SCOTUS strikes down race-conscious admissions programs at Harvard, University of North Carolina
Citing the 14th Amendment’s equal protection clause, the U.S. Supreme Court on Thursday struck down race-conscious admissions programs at Harvard University and the University of North Carolina.
“Eliminating racial discrimination means eliminating all of it,” wrote Chief Justice John Roberts in his majority opinion, joined by the high court’s five other conservative justices.
“We have permitted race-based admissions only within the confines of narrow restrictions,” Roberts wrote. “University programs must comply with strict scrutiny, they may never use race as a stereotype or negative, and—at some point—they must end. Respondents’ admissions systems—however well intentioned and implemented in good faith—fail each of these criteria.”
Roberts said consideration of race in admissions programs has led to a decrease in Asian American admissions, making race a “negative factor” for the group. Such admissions programs also rely on a “pernicious stereotype” that Black students can bring something to a university that a white person can’t, he said.
Roberts said, however, race could be a consideration if an applicant discusses the impact of race on their life, “be it through discrimination, inspiration or otherwise.”
The decision will have a broad impact. According to a brief filed by Harvard, 40% of all U.S. universities take race into account in their admissions processes.
In a dissent, Justice Sonia Sotomayor said the decision “rolls back decades of precedent and momentous progress. It holds that race can no longer be used in a limited way in college admissions to achieve such critical benefits.”
In another dissent, Justice Ketanji Brown Jackson said “gulf-sized race-based gaps” in health, wealth and well-being have been “passed down to the present day through the generations.” The disparities justify the holistic, race-based admission programs, she said.
The group challenging the programs, Students for Fair Admissions, contended that the program at Harvard violates Title VI of the Civil Rights Act of 1964, which bars discrimination in programs receiving federal financial assistance.
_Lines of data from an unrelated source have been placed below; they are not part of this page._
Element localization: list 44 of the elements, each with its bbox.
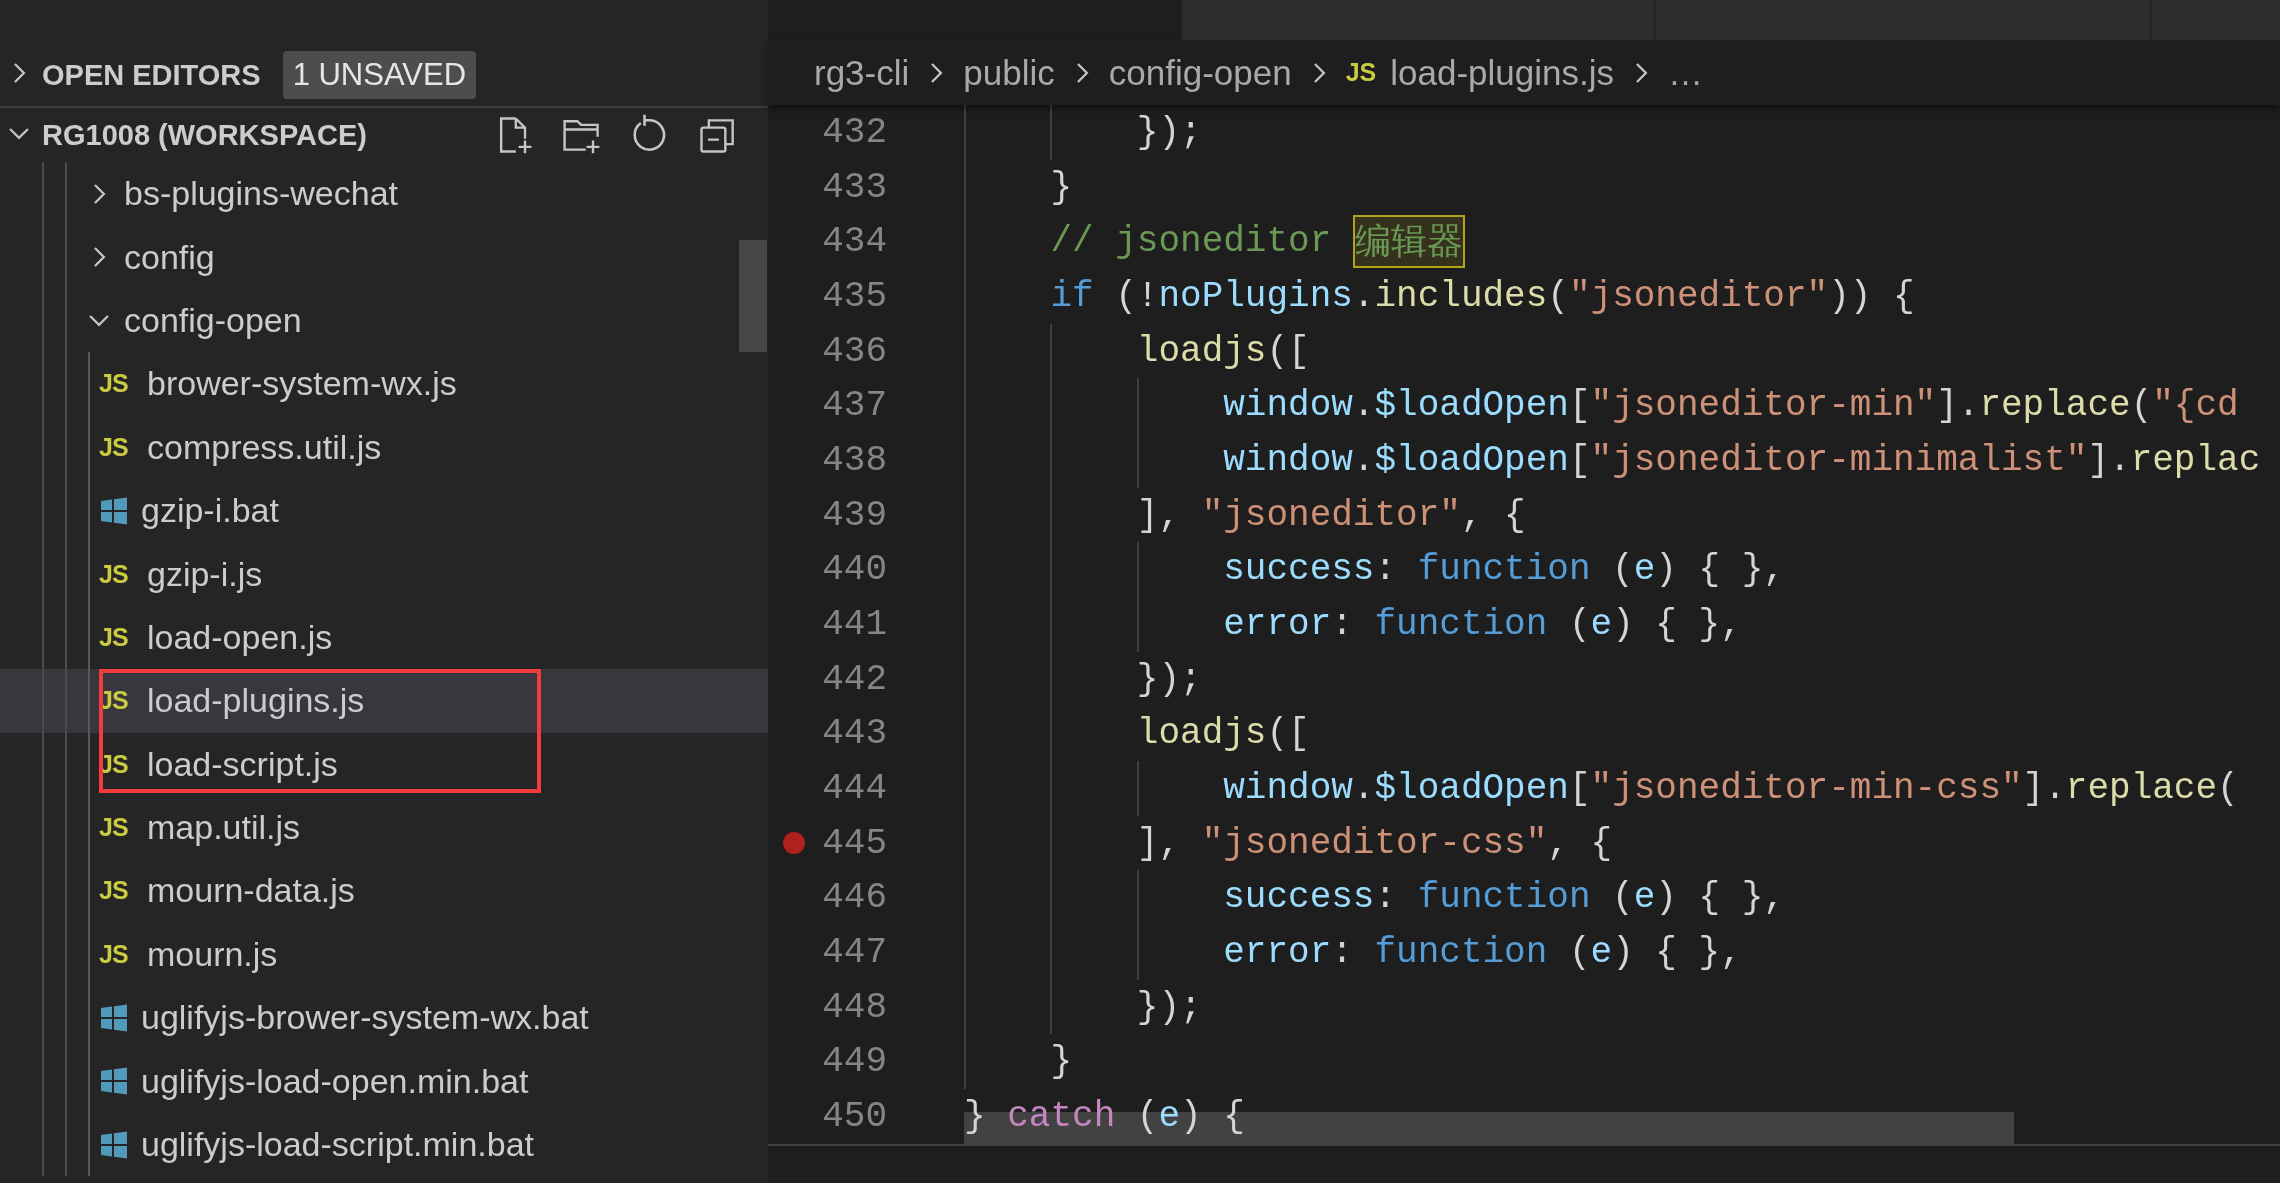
js-file-icon: JS [99,622,135,652]
line-number: 446 [822,877,887,919]
js-file-icon: JS [99,432,135,462]
line-number: 442 [822,658,887,700]
js-file-icon: JS [99,749,135,779]
line-number: 448 [822,986,887,1028]
line-number: 438 [822,439,887,481]
js-file-icon: JS [1345,58,1377,87]
js-file-icon: JS [99,559,135,589]
breakpoint-icon[interactable] [783,832,805,855]
line-number: 447 [822,931,887,973]
windows-logo-icon [99,1002,129,1033]
line-number: 445 [822,822,887,864]
windows-logo-icon [99,495,129,526]
breadcrumb-item[interactable]: config-open [1108,52,1292,93]
line-number: 436 [822,330,887,372]
windows-logo-icon [99,1129,129,1160]
scrollbar-thumb[interactable] [739,240,767,352]
line-number: 450 [822,1095,887,1137]
line-number: 449 [822,1041,887,1083]
line-number: 444 [822,767,887,809]
line-number: 433 [822,166,887,208]
line-number: 439 [822,494,887,536]
file-item[interactable]: JS load-plugins.js [0,669,768,733]
breadcrumb-item[interactable]: load-plugins.js [1390,52,1614,93]
line-number: 434 [822,221,887,263]
js-file-icon: JS [99,876,135,906]
line-number: 440 [822,549,887,591]
section-title[interactable]: OPEN EDITORS [42,58,261,92]
section-title[interactable]: RG1008 (WORKSPACE) [42,118,367,152]
line-number: 432 [822,111,887,153]
line-number: 437 [822,385,887,427]
breadcrumb-item[interactable]: … [1668,52,1703,93]
js-file-icon: JS [99,686,135,716]
line-number: 443 [822,713,887,755]
js-file-icon: JS [99,939,135,969]
breadcrumb-item[interactable]: public [963,52,1055,93]
unsaved-badge: 1 UNSAVED [282,51,477,99]
js-file-icon: JS [99,813,135,843]
js-file-icon: JS [99,369,135,399]
windows-logo-icon [99,1066,129,1097]
line-number: 441 [822,603,887,645]
line-number: 435 [822,275,887,317]
breadcrumb-item[interactable]: rg3-cli [814,52,910,93]
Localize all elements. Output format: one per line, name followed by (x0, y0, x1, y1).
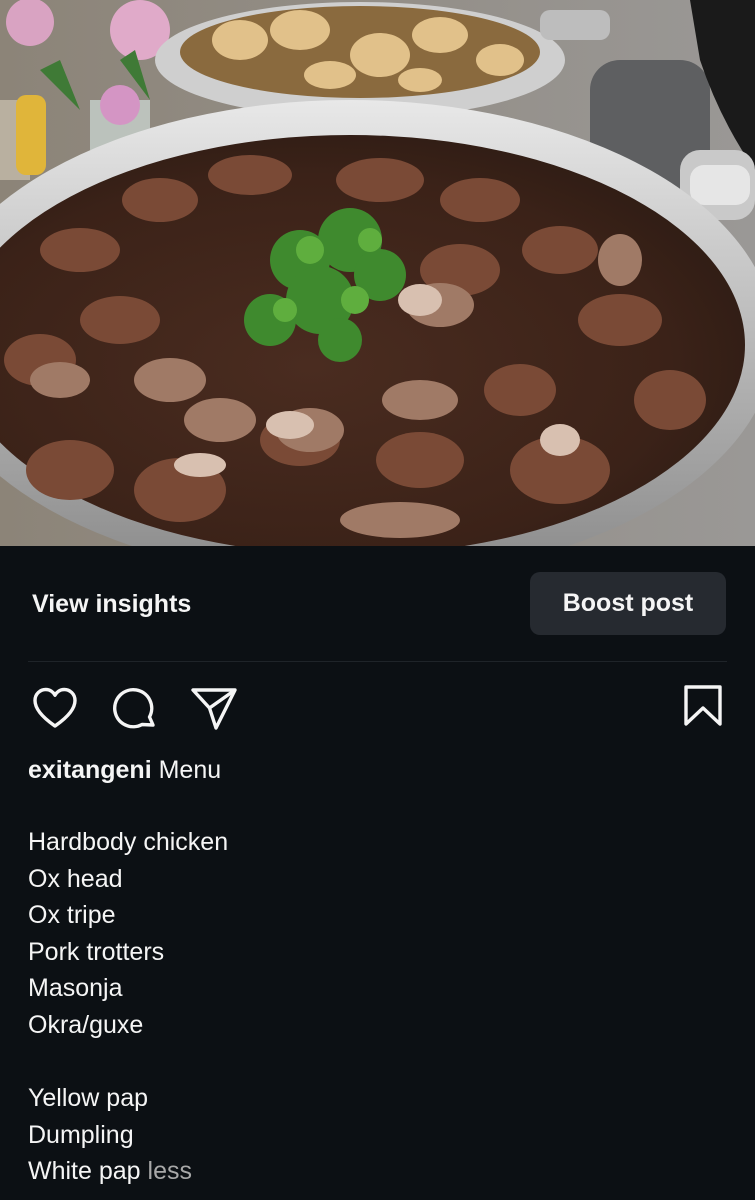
username-link[interactable]: exitangeni (28, 756, 152, 784)
menu-item: Pork trotters (28, 937, 165, 966)
menu-list-sides: Yellow pap Dumpling White pap less (28, 1080, 192, 1190)
menu-item: Okra/guxe (28, 1010, 144, 1039)
menu-list-mains: Hardbody chicken Ox head Ox tripe Pork t… (28, 824, 228, 1044)
menu-item: Ox tripe (28, 901, 116, 930)
menu-item: Yellow pap (28, 1084, 149, 1112)
caption-header: exitangeni Menu (28, 754, 221, 786)
menu-item: Dumpling (28, 1120, 134, 1149)
boost-post-button[interactable]: Boost post (530, 572, 726, 635)
insights-row: View insights Boost post (0, 546, 755, 662)
food-photo-illustration (0, 0, 755, 546)
menu-item: Hardbody chicken (28, 828, 229, 856)
comment-icon[interactable] (111, 686, 159, 734)
caption-title: Menu (158, 756, 222, 784)
heart-icon[interactable] (32, 686, 78, 730)
menu-item: Masonja (28, 974, 123, 1003)
menu-item-text: White pap (28, 1157, 141, 1186)
view-insights-link[interactable]: View insights (32, 590, 191, 619)
divider (28, 661, 727, 662)
post-photo[interactable] (0, 0, 755, 546)
menu-item-last: White pap less (28, 1153, 192, 1190)
paper-plane-icon[interactable] (190, 686, 238, 732)
bookmark-icon[interactable] (681, 684, 725, 728)
menu-item: Ox head (28, 864, 123, 893)
less-link[interactable]: less (148, 1157, 192, 1185)
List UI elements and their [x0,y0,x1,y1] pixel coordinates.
The group argued that the program at the University of North Carolina, which is a public university, violates the 14th Amendment’s equal protection clause.
The Supreme Court said in a footnote that discrimination that violates the equal protection clause also violates Title VI.
ABA President Deborah Enix-Ross commented on the decision in a June 29 statement.
“The U.S. Supreme Court has ruled that the admissions programs at Harvard University and the University of North Carolina violate the equal protection clause of the 14th Amendment,” Enix-Ross said. “The ABA has a long history of supporting affirmative action and the consideration of race as one of many factors in law school admissions.
“We believe it is imperative that colleges, universities and state legislatures find alternative ways to create a diverse and talented student body. Law schools are training grounds for lawyers and play an important role to ensure a diverse bench and bar, which are critical to minimizing implicit bias and inspiring greater public faith in the rule of law.”
The ABA had urged the Supreme Court to uphold its 2003 decision in Grutter v. Bollinger, which held that colleges and universities can use race as one factor in admissions decisions.
According to tweets by Steve Vladeck, a professor at the University of Texas School of Law, the Supreme Court decision doesn’t expressly overrule Grutter or bar all race-based affirmative action, but it severely limits how universities can consider race in admissions.
The Law School Admission Council released a statement calling the decision “deeply disappointing.”
“We will continue our mission of expanding access to legal education through every means available,” the statement said. “We will support our member law schools in their efforts to advance law and justice through holistic admission processes that consider the whole candidate.”
The cases are Students for Fair Admissions v. University of North Carolina and Students for Fair Admissions v. President and Fellows of Harvard College.